Enchantment, magic, and faith-based power have always been a pervasive force in African-American life. For slaves, accessing the supernatural was a way in which to undermine white domination and possess power in day-to-day conflicts. In his memoir, Frederick Douglass writes of a conjure man named Sandy Jenkins, a fellow slave who provides him with a root that will protect him if and when he finds himself in a confrontation with a “negro-breaker,” or slave disciplinarian. The black abolitionist and writer Henry Clay Bruce, who had been enslaved in Virginia, discovered a community of slaves who sought the help of a conjurer in order to thwart deportation and removal to a plantation in the Deep South, where conditions were presumably more brutal. At the last minute, their relocation was cancelled.4 Slaves moved from conjure to Christianity with little to no concern about the supposed incompatibility of these two belief systems.5 Slaves’ encounters with Christianity were deeply fraught—some had it foisted upon them, and others were actively barred from it. Indeed, white supremacy has been inextricably linked to Christianity in America. Some slave masters took up the task of converting their slaves so that they would remain obedient at all times. Many believed it was God’s will for Africans to be enslaved so that they would be brought closer to Christ. But masters tended to hate it when slaves actually made Christianity their own. Slaves were forbidden to have prayer meetings, so they met secretly in wood and ravines, among other places. Some masters forbid their slaves to go to church because they believed that they didn’t have souls. Despite all these adversities, including not being able to read the Bible for themselves, slaves crafted sermons, songs, and dances blended with ancestral African traditions and their present-day experiences.

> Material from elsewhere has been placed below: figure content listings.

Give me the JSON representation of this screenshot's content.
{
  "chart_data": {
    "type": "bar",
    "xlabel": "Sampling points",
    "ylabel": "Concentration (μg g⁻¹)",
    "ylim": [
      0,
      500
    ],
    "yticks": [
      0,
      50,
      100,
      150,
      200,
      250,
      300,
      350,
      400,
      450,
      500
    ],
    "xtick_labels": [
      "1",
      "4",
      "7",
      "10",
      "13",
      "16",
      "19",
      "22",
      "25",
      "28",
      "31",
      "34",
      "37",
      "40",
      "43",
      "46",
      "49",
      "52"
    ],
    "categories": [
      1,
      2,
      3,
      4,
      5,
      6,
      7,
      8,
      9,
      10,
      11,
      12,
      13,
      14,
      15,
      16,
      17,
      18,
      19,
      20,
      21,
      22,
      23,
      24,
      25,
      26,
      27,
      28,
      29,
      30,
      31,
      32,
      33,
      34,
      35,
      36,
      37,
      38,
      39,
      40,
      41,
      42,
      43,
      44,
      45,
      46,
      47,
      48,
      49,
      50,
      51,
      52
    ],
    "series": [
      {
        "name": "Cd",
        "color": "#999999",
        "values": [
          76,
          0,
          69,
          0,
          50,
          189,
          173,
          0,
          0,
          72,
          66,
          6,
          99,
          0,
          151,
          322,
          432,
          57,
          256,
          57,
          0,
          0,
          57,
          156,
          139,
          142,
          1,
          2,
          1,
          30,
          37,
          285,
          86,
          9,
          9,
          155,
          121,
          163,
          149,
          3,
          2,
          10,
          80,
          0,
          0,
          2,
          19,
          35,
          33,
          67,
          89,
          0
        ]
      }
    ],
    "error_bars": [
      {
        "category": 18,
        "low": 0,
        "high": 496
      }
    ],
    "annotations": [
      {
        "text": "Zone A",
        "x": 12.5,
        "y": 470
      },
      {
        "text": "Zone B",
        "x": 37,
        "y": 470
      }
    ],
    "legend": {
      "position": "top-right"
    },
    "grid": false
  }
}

The rise of Pentecostalism in the 1800s saw ritual healing and protection, as well as the notion of supernatural help, become more closely aligned with traditional Christian practice. Because black people in the United States lacked sufficient medical care, even after emancipation—if they were treated, it was often with contempt by white physicians—they turned to herbalists and conjurers for healing. Both Pentecostal prayer warriors and conjure specialists believed that the spiritual and natural worlds collided in their practice; they each relied on supernatural, invisible powers to restore the wholeness of an afflicted client, even today. For the former, God is the vehicle through which these miracles spring forth, whereas for the latter the source is more ambiguous. Some conjure specialists believe that their talents are divine, and others say that their powers derive from objects and charms that they have created.